Des Weiteren suggeriert der Insgesamt-Wert („total population“ im Original), dass sich die Studie auf die Gesamtbevölkerung bezieht.

Da aber zurecht (!) Personen unter 18 Jahren nicht befragt wurden, bezieht sich diese Zahl nicht auf die „total population“ sondern nur auf die „adult population“.

Als nächstes wird untersucht, wie viele Menschen eine Lesbe oder einen Schwulen oder Bisexuellen kennen würden. Insgesamt würden 73 % der Amerikaner einen Schwulen oder eine Lesbe kennen. Bei Bisexuellen sind es immerhin noch 29 % und bei Transgendern 16 %. Weitere Aufdröselungen waren Asexuelle (7 %), Pansexuelle (6 %), Genderfluide (5 %), Bigender (4 %), Genderqueere (3 %), Agender (2 %) und Unsichere (9 %).

Unklar ist, was die Menschen unter Genderqueer, Agender oder Fluid verstehen. Eigendefinitionen sind kein Beleg für irgendwelche Auffälligkeiten. Vermutlich also kennen sie die Menschen durch Comming-out. Wie entscheidend diese Identitäten für die Studie sind, zeigt weiter oben die Zusammenfassung mit Transgendern als gendernonconforming. Womit nun noch unklarer ist, ob die Studie nun eine Transfrau als Frau sieht, oder nicht.

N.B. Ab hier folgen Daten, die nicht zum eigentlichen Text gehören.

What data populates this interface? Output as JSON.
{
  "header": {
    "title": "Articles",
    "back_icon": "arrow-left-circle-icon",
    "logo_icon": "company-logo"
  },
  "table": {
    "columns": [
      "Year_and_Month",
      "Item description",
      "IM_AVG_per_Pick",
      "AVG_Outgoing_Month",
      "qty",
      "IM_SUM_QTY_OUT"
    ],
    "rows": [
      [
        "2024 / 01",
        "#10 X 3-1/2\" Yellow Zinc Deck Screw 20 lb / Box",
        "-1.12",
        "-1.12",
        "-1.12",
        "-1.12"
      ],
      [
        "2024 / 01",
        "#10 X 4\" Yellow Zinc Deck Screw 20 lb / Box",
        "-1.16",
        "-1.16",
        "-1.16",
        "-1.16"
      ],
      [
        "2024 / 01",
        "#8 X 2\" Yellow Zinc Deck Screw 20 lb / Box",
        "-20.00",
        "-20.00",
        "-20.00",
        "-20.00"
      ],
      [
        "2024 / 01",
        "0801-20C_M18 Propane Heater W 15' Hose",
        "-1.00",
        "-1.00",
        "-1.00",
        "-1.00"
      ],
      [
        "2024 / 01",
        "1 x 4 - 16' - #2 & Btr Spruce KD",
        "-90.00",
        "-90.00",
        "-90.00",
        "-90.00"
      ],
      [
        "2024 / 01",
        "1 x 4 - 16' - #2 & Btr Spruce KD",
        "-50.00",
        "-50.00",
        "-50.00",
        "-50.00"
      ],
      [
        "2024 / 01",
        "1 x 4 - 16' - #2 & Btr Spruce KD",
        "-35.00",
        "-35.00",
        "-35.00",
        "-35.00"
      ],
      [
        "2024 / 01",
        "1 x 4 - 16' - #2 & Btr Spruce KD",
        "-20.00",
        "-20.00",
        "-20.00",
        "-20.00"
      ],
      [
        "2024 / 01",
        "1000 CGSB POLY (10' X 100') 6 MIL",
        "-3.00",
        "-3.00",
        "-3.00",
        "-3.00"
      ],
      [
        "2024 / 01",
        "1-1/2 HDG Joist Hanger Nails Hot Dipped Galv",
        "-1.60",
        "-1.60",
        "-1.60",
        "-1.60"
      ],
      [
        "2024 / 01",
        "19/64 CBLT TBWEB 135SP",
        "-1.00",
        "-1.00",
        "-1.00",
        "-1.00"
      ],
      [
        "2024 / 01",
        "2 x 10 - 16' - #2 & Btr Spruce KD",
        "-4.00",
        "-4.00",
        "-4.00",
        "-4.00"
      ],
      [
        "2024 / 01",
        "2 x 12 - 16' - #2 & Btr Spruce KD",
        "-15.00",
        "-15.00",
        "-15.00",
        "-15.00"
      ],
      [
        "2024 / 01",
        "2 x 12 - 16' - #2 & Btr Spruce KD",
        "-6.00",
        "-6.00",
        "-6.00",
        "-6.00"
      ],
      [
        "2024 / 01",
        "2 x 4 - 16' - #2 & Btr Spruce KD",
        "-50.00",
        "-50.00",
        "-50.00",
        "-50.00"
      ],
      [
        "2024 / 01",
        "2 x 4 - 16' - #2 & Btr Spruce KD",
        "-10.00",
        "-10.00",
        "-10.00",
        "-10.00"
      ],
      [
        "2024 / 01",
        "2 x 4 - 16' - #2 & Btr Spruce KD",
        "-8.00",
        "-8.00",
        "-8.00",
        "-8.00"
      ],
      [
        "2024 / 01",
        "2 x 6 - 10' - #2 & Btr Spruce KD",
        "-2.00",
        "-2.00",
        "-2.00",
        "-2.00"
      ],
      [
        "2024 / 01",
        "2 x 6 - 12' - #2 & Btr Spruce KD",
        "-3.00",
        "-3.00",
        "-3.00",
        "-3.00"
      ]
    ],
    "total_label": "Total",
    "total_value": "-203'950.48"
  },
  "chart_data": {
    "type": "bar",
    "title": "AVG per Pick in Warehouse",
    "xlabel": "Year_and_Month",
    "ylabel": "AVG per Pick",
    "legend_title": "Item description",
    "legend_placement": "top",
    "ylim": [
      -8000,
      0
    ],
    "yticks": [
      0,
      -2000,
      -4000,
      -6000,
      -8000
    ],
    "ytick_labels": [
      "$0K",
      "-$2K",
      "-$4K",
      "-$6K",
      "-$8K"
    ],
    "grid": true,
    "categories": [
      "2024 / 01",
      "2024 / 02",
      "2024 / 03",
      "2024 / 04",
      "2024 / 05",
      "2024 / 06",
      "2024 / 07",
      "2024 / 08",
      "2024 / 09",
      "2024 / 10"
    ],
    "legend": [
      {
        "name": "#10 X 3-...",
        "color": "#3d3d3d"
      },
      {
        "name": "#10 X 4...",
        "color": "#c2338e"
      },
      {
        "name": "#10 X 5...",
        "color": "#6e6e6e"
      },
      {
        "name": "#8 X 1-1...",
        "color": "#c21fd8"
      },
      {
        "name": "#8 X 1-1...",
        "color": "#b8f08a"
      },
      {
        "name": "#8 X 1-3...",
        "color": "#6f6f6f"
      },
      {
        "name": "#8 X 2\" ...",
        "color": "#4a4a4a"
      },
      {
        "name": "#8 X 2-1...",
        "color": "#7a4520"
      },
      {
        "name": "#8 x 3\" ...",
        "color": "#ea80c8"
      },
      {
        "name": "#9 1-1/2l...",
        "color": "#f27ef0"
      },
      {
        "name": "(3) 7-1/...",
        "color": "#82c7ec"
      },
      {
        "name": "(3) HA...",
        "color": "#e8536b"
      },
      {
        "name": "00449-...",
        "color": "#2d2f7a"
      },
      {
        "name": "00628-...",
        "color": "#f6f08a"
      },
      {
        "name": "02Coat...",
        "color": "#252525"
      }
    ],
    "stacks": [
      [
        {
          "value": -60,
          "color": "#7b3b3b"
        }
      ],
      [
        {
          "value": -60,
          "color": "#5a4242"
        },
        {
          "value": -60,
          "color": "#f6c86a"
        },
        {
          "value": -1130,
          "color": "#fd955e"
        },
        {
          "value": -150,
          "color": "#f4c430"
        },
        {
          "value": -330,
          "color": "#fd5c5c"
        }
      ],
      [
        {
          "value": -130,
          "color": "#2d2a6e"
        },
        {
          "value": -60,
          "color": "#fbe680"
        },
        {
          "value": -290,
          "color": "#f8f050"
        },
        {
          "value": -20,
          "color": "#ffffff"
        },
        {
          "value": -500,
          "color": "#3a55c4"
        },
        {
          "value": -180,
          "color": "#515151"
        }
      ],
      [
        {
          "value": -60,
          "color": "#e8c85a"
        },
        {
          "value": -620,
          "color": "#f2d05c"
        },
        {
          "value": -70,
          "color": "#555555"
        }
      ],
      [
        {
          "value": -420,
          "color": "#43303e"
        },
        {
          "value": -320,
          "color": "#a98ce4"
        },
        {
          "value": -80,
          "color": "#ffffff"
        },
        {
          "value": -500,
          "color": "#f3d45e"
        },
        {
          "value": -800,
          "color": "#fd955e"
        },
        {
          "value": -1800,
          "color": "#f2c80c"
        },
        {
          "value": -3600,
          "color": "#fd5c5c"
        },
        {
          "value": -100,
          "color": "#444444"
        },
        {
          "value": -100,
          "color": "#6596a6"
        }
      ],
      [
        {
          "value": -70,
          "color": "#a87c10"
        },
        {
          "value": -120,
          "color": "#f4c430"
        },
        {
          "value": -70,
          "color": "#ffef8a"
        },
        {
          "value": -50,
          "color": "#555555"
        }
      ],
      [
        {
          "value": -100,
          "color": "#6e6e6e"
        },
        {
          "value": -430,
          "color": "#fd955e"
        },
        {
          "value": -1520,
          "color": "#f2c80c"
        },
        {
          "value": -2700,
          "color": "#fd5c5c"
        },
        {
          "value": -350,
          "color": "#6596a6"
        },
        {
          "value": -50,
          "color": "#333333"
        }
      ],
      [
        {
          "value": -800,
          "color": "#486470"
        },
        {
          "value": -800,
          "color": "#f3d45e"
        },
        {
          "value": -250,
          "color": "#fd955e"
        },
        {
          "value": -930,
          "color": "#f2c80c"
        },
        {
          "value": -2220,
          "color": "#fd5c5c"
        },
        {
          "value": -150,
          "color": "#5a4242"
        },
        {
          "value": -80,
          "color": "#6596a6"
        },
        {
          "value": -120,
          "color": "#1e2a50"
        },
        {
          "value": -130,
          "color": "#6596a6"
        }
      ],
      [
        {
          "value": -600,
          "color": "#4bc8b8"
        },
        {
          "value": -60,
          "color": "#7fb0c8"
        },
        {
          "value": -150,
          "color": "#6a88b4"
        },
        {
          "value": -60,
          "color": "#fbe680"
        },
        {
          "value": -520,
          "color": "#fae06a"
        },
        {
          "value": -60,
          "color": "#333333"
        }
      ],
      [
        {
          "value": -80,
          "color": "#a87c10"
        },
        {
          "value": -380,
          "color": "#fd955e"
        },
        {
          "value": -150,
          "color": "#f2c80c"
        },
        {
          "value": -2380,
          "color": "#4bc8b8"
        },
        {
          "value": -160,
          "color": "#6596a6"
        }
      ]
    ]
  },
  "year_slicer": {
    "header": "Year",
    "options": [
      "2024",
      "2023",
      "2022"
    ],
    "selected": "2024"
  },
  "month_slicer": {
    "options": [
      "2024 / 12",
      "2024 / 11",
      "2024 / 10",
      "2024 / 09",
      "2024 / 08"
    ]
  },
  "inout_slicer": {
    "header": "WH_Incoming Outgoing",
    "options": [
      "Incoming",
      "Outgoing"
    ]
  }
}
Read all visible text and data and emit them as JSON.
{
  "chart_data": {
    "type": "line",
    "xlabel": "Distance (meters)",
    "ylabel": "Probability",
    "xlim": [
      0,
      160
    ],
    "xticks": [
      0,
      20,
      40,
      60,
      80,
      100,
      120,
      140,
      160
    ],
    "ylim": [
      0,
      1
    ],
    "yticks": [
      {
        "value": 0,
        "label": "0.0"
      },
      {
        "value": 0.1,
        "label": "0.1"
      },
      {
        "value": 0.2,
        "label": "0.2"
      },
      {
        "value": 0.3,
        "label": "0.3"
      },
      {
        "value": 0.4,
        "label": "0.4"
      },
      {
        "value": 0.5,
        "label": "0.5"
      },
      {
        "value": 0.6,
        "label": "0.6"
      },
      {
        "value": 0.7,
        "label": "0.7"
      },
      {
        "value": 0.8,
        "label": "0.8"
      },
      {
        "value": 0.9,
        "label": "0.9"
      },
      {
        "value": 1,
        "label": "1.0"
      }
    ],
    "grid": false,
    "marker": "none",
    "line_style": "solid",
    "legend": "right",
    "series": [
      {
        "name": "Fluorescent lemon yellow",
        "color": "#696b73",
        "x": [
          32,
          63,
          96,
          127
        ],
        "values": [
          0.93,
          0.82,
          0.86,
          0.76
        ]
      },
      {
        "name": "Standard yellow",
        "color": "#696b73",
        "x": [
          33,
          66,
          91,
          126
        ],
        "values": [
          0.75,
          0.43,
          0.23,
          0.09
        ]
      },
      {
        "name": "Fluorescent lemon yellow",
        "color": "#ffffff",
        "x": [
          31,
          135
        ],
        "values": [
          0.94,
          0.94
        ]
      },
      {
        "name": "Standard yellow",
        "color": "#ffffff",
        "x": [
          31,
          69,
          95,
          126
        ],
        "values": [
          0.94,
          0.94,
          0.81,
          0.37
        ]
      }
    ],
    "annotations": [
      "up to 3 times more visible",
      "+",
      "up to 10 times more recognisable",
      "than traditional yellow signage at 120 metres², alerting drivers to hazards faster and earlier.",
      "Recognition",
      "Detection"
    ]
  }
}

LGBTQ-Alliierte, zeigt euch!

  • Allierte mit LGBTQ-Themen werden wie folgt erkannt: Nicht-LGBTQ-Zugehörige, die sich entspannt oder „ziemlich okay“ im Umgang mit LGBTQ-Menschen fühlen.
  • Vorsichtige Unterstützer: Menschen, die individuell mal so/mal so drauf sind.
  • Dann folgen die Gegner: Menschen, die sich unwohl im Umgang mit LGBTQ-Menschen fühlen.

Vermutlich werden mit LGBTQ vor allem Schwule gemeint sein. Also die vermeintlich Sichtbarsten. Ferner vermutlich wir Lesben. Bisexuelle sind schon schwerer zu erkennen (daher kennen nur wengie Menschen Bisexuelle, wie die Studie gezeigt hat) und Genderqueers, Fluids oder Agender sind möglicherweise überhaupt nicht zu erkennen. Damit ist die Grauzone der „vorsichtigen Unterstützer“ sehr, sehr grau! Es könnte ein homophobes Arschloch sein, das eine genderfluide Person, die es nicht erkennt, akzeptiert. Perfekt!

Aber immerhin ein Lichtblick: 63 % der jüngsten nicht-LGBT-Menschen werden zu unseren Alliierten gezählt. Ansonsten etwa 50 % der Leute oder nur 39 % der 72+ Generation.

Yabadabaduuuh! 63% der jungen Menschen ekeln sich also nicht vor uns, wenn sie uns sehen. Sie fühlen sich „wohl“ oder „größtenteils wohl“ im Umgang mit uns. So schnell kriegt man heutzutage Alliierte, die für unsere Rechte mitkämpfen!

Und im Prinzip war es das schon. Glaad schrieb noch, das sich in der Zeit der Trump-Administration noch einiges verändern könnte. Es wurde gemutmaßt inwiefern ein Rollback stattfinden könnte und inwiefern unsere Rechte in Gefahr sein könnten.

Aber es wäre egal, was nun passiere, Glaad wäre weiterhin aktiv um LGBTQ-Menschen ein Leben zu ermöglichen, das sie leben.

Hoffen wir mal nicht, dass es sich hierbei um Schönfärberei und Scheinrealitäten dreht!

In Studien ist es übrigens üblich, wenn denn schon viele Menschen befragt werden und der Altersschnitt der Teilnehmenden aufgedröselt wird, eine Aufschlüsselung hinzuzufügen in welcher Relation sich das Ergebnis befindet. Diese sei hier kurz beigefügt:

Die Verteilung der US-Bevölkerung sieht etwa folgendermaßen aus (Zahlen von 2015 nach Wikipedia):

unter 18 Jahren: 24,1 %
18 bis 34 Jahre: 23,1 %
35 bis 51 Jahre: 23,5 %
52 bis 71 Jahre: 21,4 %
72 Jahre und älter: 7,8 %

Siehe da! Deshalb sind also nur so wenige 72+-Jährige homophob!

Ein Artikel von Christine Ullmann in Zusammenarbeit mit Michaela Katzer.